We provide below a snap-shot of what our results look like. On the x-axis, we are plotting a measure of how correlated our prior is. If the prior is highly correlated, then it is easy to leak privacy for mechanisms that add noise — and hence correlated priors are worse for privacy. On the y-axis, we are plotting the posterior confidence interval size of the adversary — higher means higher privacy. Both mechanisms are calibrated to the same mean-square error, and hence the privacy-utility tradeoff is better if the y-axis is higher. From the figure, we see that our SDP-based mechanism does lead to a better privacy-utility tradeoff, and as expected, privacy offered declines as the correlations grow worse.

Our inferentially private mechanism (blue line) maintains higher posterior uncertainty for a Bayesian adversary with a Gaussian process prior (a GP adversary) as compared to two Geoindistinguishability-based baselines (orange and green). The x-axis indicates the degree of correlation anticipated by the GP adversary. The left panel shows the posterior uncertainty for a single basic secret. The middle panel shows uncertainty for a compound secret. The right panel shows posterior uncertainty when we design our mechanism to maintain privacy at every location (all basic secrets). The gray window shows a range of realistic degrees of dependence (correlation) gathered from human mobility data.
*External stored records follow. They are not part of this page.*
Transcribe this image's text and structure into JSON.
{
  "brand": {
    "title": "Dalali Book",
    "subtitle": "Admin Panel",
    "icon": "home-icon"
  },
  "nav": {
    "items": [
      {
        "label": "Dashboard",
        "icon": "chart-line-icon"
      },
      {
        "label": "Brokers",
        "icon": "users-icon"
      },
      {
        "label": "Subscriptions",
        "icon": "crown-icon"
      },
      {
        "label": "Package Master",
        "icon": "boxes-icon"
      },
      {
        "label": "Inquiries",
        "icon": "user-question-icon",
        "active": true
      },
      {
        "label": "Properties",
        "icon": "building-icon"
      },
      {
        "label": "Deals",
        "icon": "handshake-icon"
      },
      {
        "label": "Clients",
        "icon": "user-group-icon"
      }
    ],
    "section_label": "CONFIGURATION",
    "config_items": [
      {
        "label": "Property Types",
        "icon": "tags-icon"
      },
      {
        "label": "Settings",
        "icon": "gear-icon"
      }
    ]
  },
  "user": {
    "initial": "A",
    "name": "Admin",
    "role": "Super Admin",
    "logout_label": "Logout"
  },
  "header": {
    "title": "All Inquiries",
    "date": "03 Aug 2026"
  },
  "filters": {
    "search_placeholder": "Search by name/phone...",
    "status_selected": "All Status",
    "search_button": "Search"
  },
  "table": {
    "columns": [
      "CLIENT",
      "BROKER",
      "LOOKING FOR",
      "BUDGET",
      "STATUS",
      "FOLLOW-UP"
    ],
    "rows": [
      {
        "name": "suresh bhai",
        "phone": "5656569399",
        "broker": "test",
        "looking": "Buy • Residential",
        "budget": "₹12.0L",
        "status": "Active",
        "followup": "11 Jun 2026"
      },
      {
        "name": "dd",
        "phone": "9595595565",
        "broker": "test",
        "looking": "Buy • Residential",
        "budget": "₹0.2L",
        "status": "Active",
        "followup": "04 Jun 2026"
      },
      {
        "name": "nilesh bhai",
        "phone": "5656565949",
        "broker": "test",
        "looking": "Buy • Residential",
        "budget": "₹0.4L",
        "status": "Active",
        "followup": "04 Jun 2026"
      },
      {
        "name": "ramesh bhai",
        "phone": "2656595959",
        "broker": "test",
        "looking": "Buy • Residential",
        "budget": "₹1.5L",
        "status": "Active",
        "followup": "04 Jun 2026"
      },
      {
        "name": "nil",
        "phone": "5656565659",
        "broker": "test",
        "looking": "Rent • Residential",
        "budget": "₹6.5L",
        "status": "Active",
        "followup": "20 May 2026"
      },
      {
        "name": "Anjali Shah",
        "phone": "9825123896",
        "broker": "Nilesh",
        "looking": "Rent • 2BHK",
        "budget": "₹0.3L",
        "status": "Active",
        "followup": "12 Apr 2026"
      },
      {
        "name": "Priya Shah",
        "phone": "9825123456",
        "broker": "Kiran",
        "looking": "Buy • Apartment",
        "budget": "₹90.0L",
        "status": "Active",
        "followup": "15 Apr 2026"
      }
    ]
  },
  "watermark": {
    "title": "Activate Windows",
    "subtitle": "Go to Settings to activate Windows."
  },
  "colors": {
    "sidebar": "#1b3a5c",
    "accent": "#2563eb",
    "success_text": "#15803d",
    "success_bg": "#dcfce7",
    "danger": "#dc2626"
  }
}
Examples of the noise covariance chosen by our mechanism: Each frame is a covariance matrix optimized by our SDP mechanism to thwart inference at either a single location basic secret or a compound secret of two locations. Noise drawn from a multivariate normal with this covariance is added along the 50 point trace. The two frames on the left show covariance chosen to thwart a GP prior with an RBF kernel. The two frames on the right show covariance chosen to thwart a GP prior with a periodic kernel.

Conclusion

In conclusion, we take a stab at a long-standing challenge in offering location privacy — temporal correlations — and we provide a way to model them cleanly and flexibly through Gaussian Process priors. This gives us a way to quantify the privacy loss for correlated location trajectories and devise new mechanisms for sanitizing them. Our experiments show that our mechanisms offer better privacy-accuracy tradeoffs than standard baselines.

There are many open problems, particularly in the space of mechanism design. Can we improve the privacy-utility tradeoff offered by our mechanisms through other means, such as subsampling the traces or interpolation? Can we make our definition and our methods more robust to side information? Finally, location traces are only one example of correlated and structured data; a remaining challenge is to build upon the methodology developed here to design privacy frameworks for more complex and structured data.